Un homme de 51 ans, professeur de mathématiques en retraite anticipée, s’est suicidé à la prison des Baumettes, à Marseille, où il était en détention provisoire depuis un mois. Sa mort par pendaison remonte au dimanche 2 août ont confirmé à l’AFP l’administration pénitentiaire et le parquet de Marseille. Ce dernier a d’ailleurs ouvert une enquête « pour recherche des causes de la mort ».
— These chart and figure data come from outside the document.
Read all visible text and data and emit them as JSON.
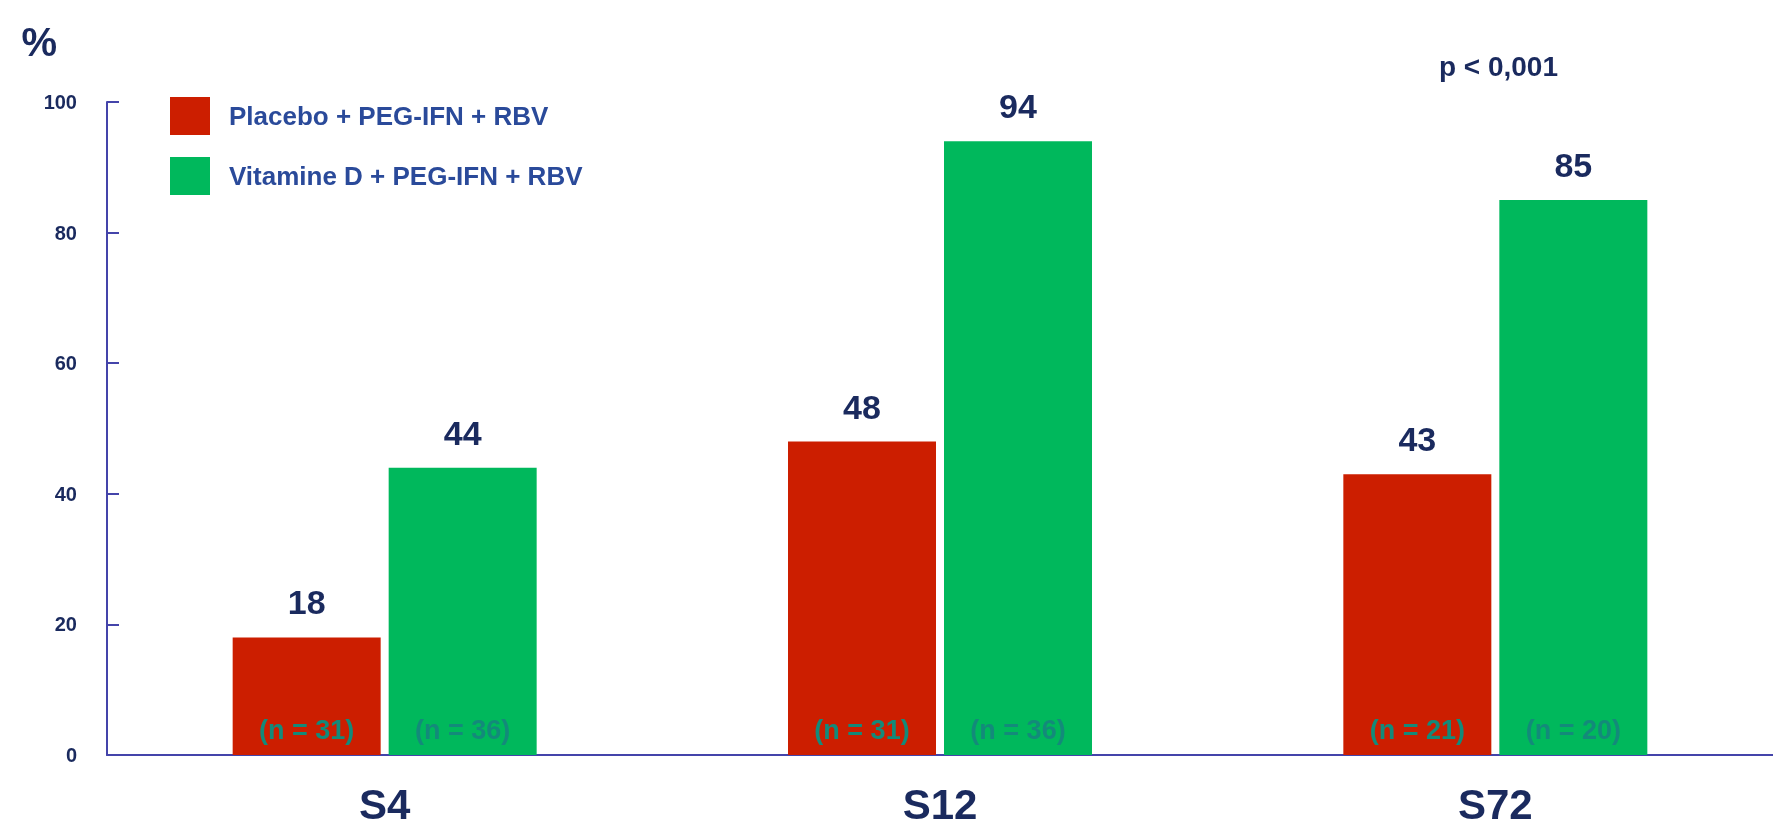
{
  "chart_data": {
    "type": "bar",
    "ylabel": "%",
    "categories": [
      "S4",
      "S12",
      "S72"
    ],
    "series": [
      {
        "name": "Placebo + PEG-IFN + RBV",
        "color": "#cc1e00",
        "values": [
          18,
          48,
          43
        ]
      },
      {
        "name": "Vitamine D + PEG-IFN + RBV",
        "color": "#00b85c",
        "values": [
          44,
          94,
          85
        ]
      }
    ],
    "ylim": [
      0,
      100
    ],
    "yticks": [
      0,
      20,
      40,
      60,
      80,
      100
    ],
    "grid": false,
    "legend": "top left",
    "data_labels": true,
    "annotations": [
      "p < 0,001",
      {
        "text": "(n = 31)",
        "x": "S4",
        "y": 0
      },
      {
        "text": "(n = 36)",
        "x": "S4",
        "y": 0
      },
      {
        "text": "(n = 31)",
        "x": "S12",
        "y": 0
      },
      {
        "text": "(n = 36)",
        "x": "S12",
        "y": 0
      },
      {
        "text": "(n = 21)",
        "x": "S72",
        "y": 0
      },
      {
        "text": "(n = 20)",
        "x": "S72",
        "y": 0
      }
    ]
  }
}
Mais la famille de l’enseignant ne veut pas en rester là. Considérant que son état dépressif n’a pas été pris en compte, elle souhaite, selon son avocate Louise Lanata, déposer plainte pour homicide involontaire et non-assistance à personne en danger.

Pour des pneus crevés

Pour le quinquagénaire, qui avait pris sa retraite anticipée après avoir été déclaré inapte, tout commence fin juin quand il est placé en garde à vue pour « dégradations et détention d’armes ». Les policiers le soupçonnent d’avoir crevé les pneus de sa kinésithérapeute à sept reprises entre mai et juin. L’homme est laissé libre sous contrôle judiciaire. Mais deux jours après, il récidive. Puis il reconnaît les faits lors de sa deuxième garde à vue, invoquant des « troubles obsessionnels compulsifs » pour expliquer son comportement. D’où son placement en détention provisoire aux Baumettes.

Une expertise psychiatrique qui tarde

Une demande de remise en liberté du suspect devait être examinée le 28 juillet et s’appuyer sur une expertise psychiatrique. Mais cette dernière « comme trop souvent, ne pouvait avoir lieu rapidement », souligne Louise Lanata. L’examen de l’affaire a donc été renvoyé à fin août et le quinquagénaire a été maintenu en détention provisoire.

« Mon client n’a pas supporté de retourner en prison et n’a pas compris cette décision », déplore l’avocate qui assure par ailleurs avoir alerté le tribunal à l’audience « du risque de suicide ». Le parquet de Marseille indique de son côté qu’un « suivi avait été mis en place » compte tenu de l’état dépressif du détenu.